Not everyone is eligible for TCAR either. The artery needs to be a certain size (the internal carotid artery between 4 and 9 millimeters in diameter, the common carotid artery greater than 6 millimeters), and there must be enough distance, at least 5 centimeters, between the collarbone and the point where the carotid artery splits. About 75% of patients meet that distance requirement. The access site on the lower carotid artery also needs to be relatively free of plaque itself. More recently, TCAR has been studied in standard-risk patients as well, not just those at high surgical risk.

Safety and Stroke Prevention Results

The most recent large prospective trial, called ROADSTER 3, enrolled 344 patients and reported a combined stroke, death, and heart attack rate of just 0.9% within 30 days. There were three strokes and zero deaths or heart attacks in the entire study population. Those numbers are notably low for any carotid intervention.
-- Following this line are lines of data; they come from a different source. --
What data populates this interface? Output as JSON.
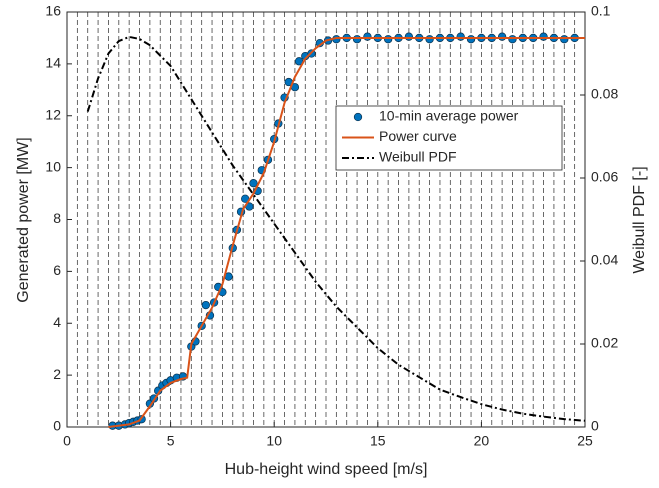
{
  "chart_data": {
    "type": "line",
    "xlabel": "Hub-height wind speed [m/s]",
    "ylabel": "Generated power [MW]",
    "y2label": "Weibull PDF [-]",
    "xlim": [
      0,
      25
    ],
    "ylim": [
      0,
      16
    ],
    "y2lim": [
      0,
      0.1
    ],
    "xticks": [
      0,
      5,
      10,
      15,
      20,
      25
    ],
    "yticks": [
      0,
      2,
      4,
      6,
      8,
      10,
      12,
      14,
      16
    ],
    "y2ticks": [
      0,
      0.02,
      0.04,
      0.06,
      0.08,
      0.1
    ],
    "bin_edges": [
      0.5,
      1,
      1.5,
      2,
      2.5,
      3,
      3.5,
      4,
      4.5,
      5,
      5.5,
      6,
      6.5,
      7,
      7.5,
      8,
      8.5,
      9,
      9.5,
      10,
      10.5,
      11,
      11.5,
      12,
      12.5,
      13,
      13.5,
      14,
      14.5,
      15,
      15.5,
      16,
      16.5,
      17,
      17.5,
      18,
      18.5,
      19,
      19.5,
      20,
      20.5,
      21,
      21.5,
      22,
      22.5,
      23,
      23.5,
      24,
      24.5
    ],
    "legend": "upper right",
    "series": [
      {
        "name": "10-min average power",
        "type": "scatter",
        "color": "#0072bd",
        "x": [
          2.2,
          2.5,
          2.8,
          3.0,
          3.2,
          3.4,
          3.6,
          4.0,
          4.2,
          4.4,
          4.6,
          4.8,
          5.0,
          5.3,
          5.6,
          6.0,
          6.2,
          6.5,
          6.7,
          6.9,
          7.1,
          7.3,
          7.5,
          7.8,
          8.0,
          8.2,
          8.4,
          8.6,
          8.8,
          9.0,
          9.2,
          9.4,
          9.7,
          10.0,
          10.2,
          10.5,
          10.7,
          11.0,
          11.2,
          11.5,
          11.8,
          12.2,
          12.6,
          13.0,
          13.5,
          14,
          14.5,
          15,
          15.5,
          16,
          16.5,
          17,
          17.5,
          18,
          18.5,
          19,
          19.5,
          20,
          20.5,
          21,
          21.5,
          22,
          22.5,
          23,
          23.5,
          24,
          24.5
        ],
        "values": [
          0.05,
          0.05,
          0.1,
          0.15,
          0.2,
          0.25,
          0.3,
          0.9,
          1.1,
          1.4,
          1.6,
          1.7,
          1.8,
          1.9,
          1.95,
          3.1,
          3.3,
          3.9,
          4.7,
          4.3,
          4.8,
          5.4,
          5.2,
          5.8,
          6.9,
          7.6,
          8.3,
          8.8,
          8.5,
          9.4,
          9.1,
          9.9,
          10.3,
          11.1,
          11.7,
          12.7,
          13.3,
          13.1,
          14.1,
          14.3,
          14.4,
          14.8,
          14.9,
          14.95,
          15,
          14.95,
          15.05,
          15,
          14.95,
          15,
          15.05,
          15,
          14.95,
          15,
          15,
          15.05,
          14.95,
          15,
          15,
          15.05,
          14.95,
          15,
          15,
          15.05,
          15,
          14.95,
          15
        ]
      },
      {
        "name": "Power curve",
        "type": "line",
        "color": "#d95319",
        "dash": "none",
        "x": [
          2,
          3,
          3.5,
          4,
          4.5,
          5,
          5.5,
          5.8,
          6,
          6.5,
          7,
          7.5,
          8,
          8.5,
          9,
          9.5,
          10,
          10.5,
          11,
          11.5,
          12,
          12.5,
          13,
          25
        ],
        "values": [
          0,
          0.1,
          0.25,
          0.8,
          1.4,
          1.7,
          1.85,
          1.9,
          3.2,
          3.9,
          4.6,
          5.5,
          7.0,
          8.4,
          9.0,
          9.8,
          11.0,
          12.5,
          13.5,
          14.2,
          14.6,
          14.9,
          15,
          15
        ]
      },
      {
        "name": "Weibull PDF",
        "type": "line",
        "color": "#000000",
        "dash": "7 3 2 3",
        "axis": "y2",
        "x": [
          1,
          1.5,
          2,
          2.5,
          3,
          3.5,
          4,
          5,
          6,
          7,
          8,
          9,
          10,
          11,
          12,
          13,
          14,
          15,
          16,
          17,
          18,
          19,
          20,
          21,
          22,
          23,
          24,
          25
        ],
        "values": [
          0.076,
          0.084,
          0.09,
          0.093,
          0.094,
          0.0935,
          0.092,
          0.087,
          0.079,
          0.071,
          0.063,
          0.056,
          0.049,
          0.042,
          0.035,
          0.029,
          0.024,
          0.019,
          0.015,
          0.012,
          0.009,
          0.0072,
          0.0055,
          0.0042,
          0.0032,
          0.0025,
          0.0019,
          0.0015
        ]
      }
    ]
  }
}
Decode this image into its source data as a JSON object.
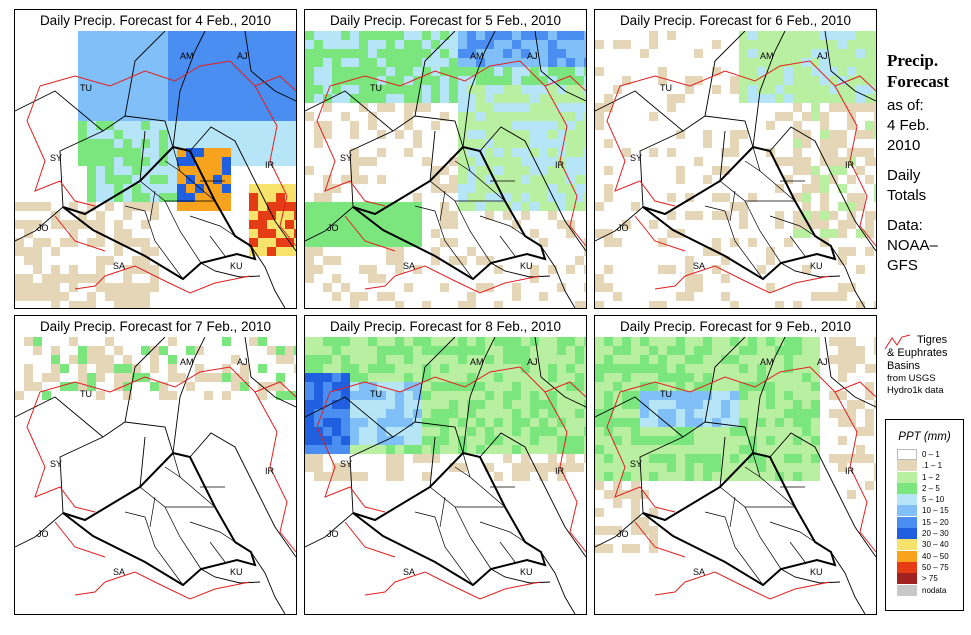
{
  "panels": [
    {
      "title": "Daily Precip. Forecast for  4 Feb., 2010"
    },
    {
      "title": "Daily Precip. Forecast for  5 Feb., 2010"
    },
    {
      "title": "Daily Precip. Forecast for  6 Feb., 2010"
    },
    {
      "title": "Daily Precip. Forecast for  7 Feb., 2010"
    },
    {
      "title": "Daily Precip. Forecast for  8 Feb., 2010"
    },
    {
      "title": "Daily Precip. Forecast for  9 Feb., 2010"
    }
  ],
  "map_labels": {
    "am": "AM",
    "aj": "AJ",
    "tu": "TU",
    "sy": "SY",
    "ir": "IR",
    "jo": "JO",
    "sa": "SA",
    "ku": "KU"
  },
  "side": {
    "heading1": "Precip.",
    "heading2": "Forecast",
    "asof": "as of:",
    "date1": "4 Feb.",
    "date2": "2010",
    "daily1": "Daily",
    "daily2": "Totals",
    "data1": "Data:",
    "data2": "NOAA–",
    "data3": "GFS"
  },
  "basin_note": {
    "line1": "Tigres",
    "line2": "& Euphrates",
    "line3": "Basins",
    "line4": "from USGS",
    "line5": "Hydro1k data"
  },
  "legend": {
    "title": "PPT (mm)",
    "rows": [
      {
        "label": "0 – 1",
        "color": "#ffffff"
      },
      {
        "label": ".1 – 1",
        "color": "#e6d6b8"
      },
      {
        "label": "1 – 2",
        "color": "#b9efa1"
      },
      {
        "label": "2 – 5",
        "color": "#7be67d"
      },
      {
        "label": "5 – 10",
        "color": "#b6e5f7"
      },
      {
        "label": "10 – 15",
        "color": "#80bff7"
      },
      {
        "label": "15 – 20",
        "color": "#4a8ef2"
      },
      {
        "label": "20 – 30",
        "color": "#2060e0"
      },
      {
        "label": "30 – 40",
        "color": "#f7e26b"
      },
      {
        "label": "40 – 50",
        "color": "#f7a31e"
      },
      {
        "label": "50 – 75",
        "color": "#e63c16"
      },
      {
        "label": "> 75",
        "color": "#a12020"
      },
      {
        "label": "nodata",
        "color": "#c8c8c8"
      }
    ]
  },
  "colors": {
    "basin_line": "#e02020",
    "border_line": "#000000"
  }
}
Compared to traditional open surgery (carotid endarterectomy, or CEA), TCAR shows similar short-term results. In a large single-center study of over 600 procedures, the 30-day stroke rate was 2% for TCAR and 1% for CEA, a difference that was not statistically significant. However, at two years of follow-up, open surgery showed an advantage: the combined stroke and death rate was 8% for CEA patients compared to 15% for TCAR patients. The rate of significant re-narrowing of the artery also trended lower with open surgery, though that gap did not reach statistical significance. These longer-term findings suggest that while TCAR performs well in the short run, open surgery may still have an edge for patients who can safely undergo it.

Potential Complications

Like any vascular procedure, TCAR carries risks. The most serious is stroke, though the flow reversal system is specifically designed to minimize this. Bleeding at the incision site is another concern. Patients who develop bleeding complications are more likely to experience a cascade of other problems, including cranial nerve injury (which can temporarily affect swallowing or voice), heart rhythm disturbances, wound infection, and in rare cases heart attack or heart failure flare-ups.

Cranial nerve injury is less common with TCAR than with traditional open surgery, largely because the incision is smaller and lower on the neck, away from the nerves that run near the upper carotid artery. When nerve issues do occur, they are usually temporary.

Recovery and What to Expect

TCAR is performed under general anesthesia or, in some cases, regional anesthesia with sedation. The procedure itself typically takes less time than open carotid surgery. Most people go home the day after the procedure. You should plan to take it easy for at least a week before returning to your normal activities. The neck incision is small enough that it heals quickly, and you will likely be started on blood-thinning medication to help keep the new stent open. Follow-up imaging, usually an ultrasound of the neck, is scheduled in the weeks and months afterward to confirm the stent is functioning well and the artery remains open.

TCAR vs. Open Surgery vs. Groin-Based Stenting

  • Open surgery (CEA): A larger neck incision is used to physically remove plaque from the artery. It has the longest track record and the best long-term durability data. The tradeoff is a higher risk of cranial nerve injury and a longer recovery, and it requires the patient to tolerate a more invasive operation.
  • Groin-based stenting (transfemoral CAS): A catheter is threaded from the femoral artery in the groin up through the aorta to the neck. No neck incision is needed, but crossing the aortic arch introduces stroke risk from dislodging plaque along the way. This approach is less ideal for patients with complex aortic anatomy.
  • TCAR: Combines the direct neck access of surgery with the stent placement of an endovascular approach, while adding flow reversal for brain protection. The incision is smaller than CEA, and it avoids the aortic arch entirely. It fills a niche for patients whose anatomy makes groin-based stenting risky or who face elevated surgical risk from open repair.

The choice between these three approaches depends on your specific anatomy, your overall health, and the severity and location of the plaque. In many cases, TCAR offers a middle ground: less invasive than open surgery, with stronger brain protection than stenting from the groin.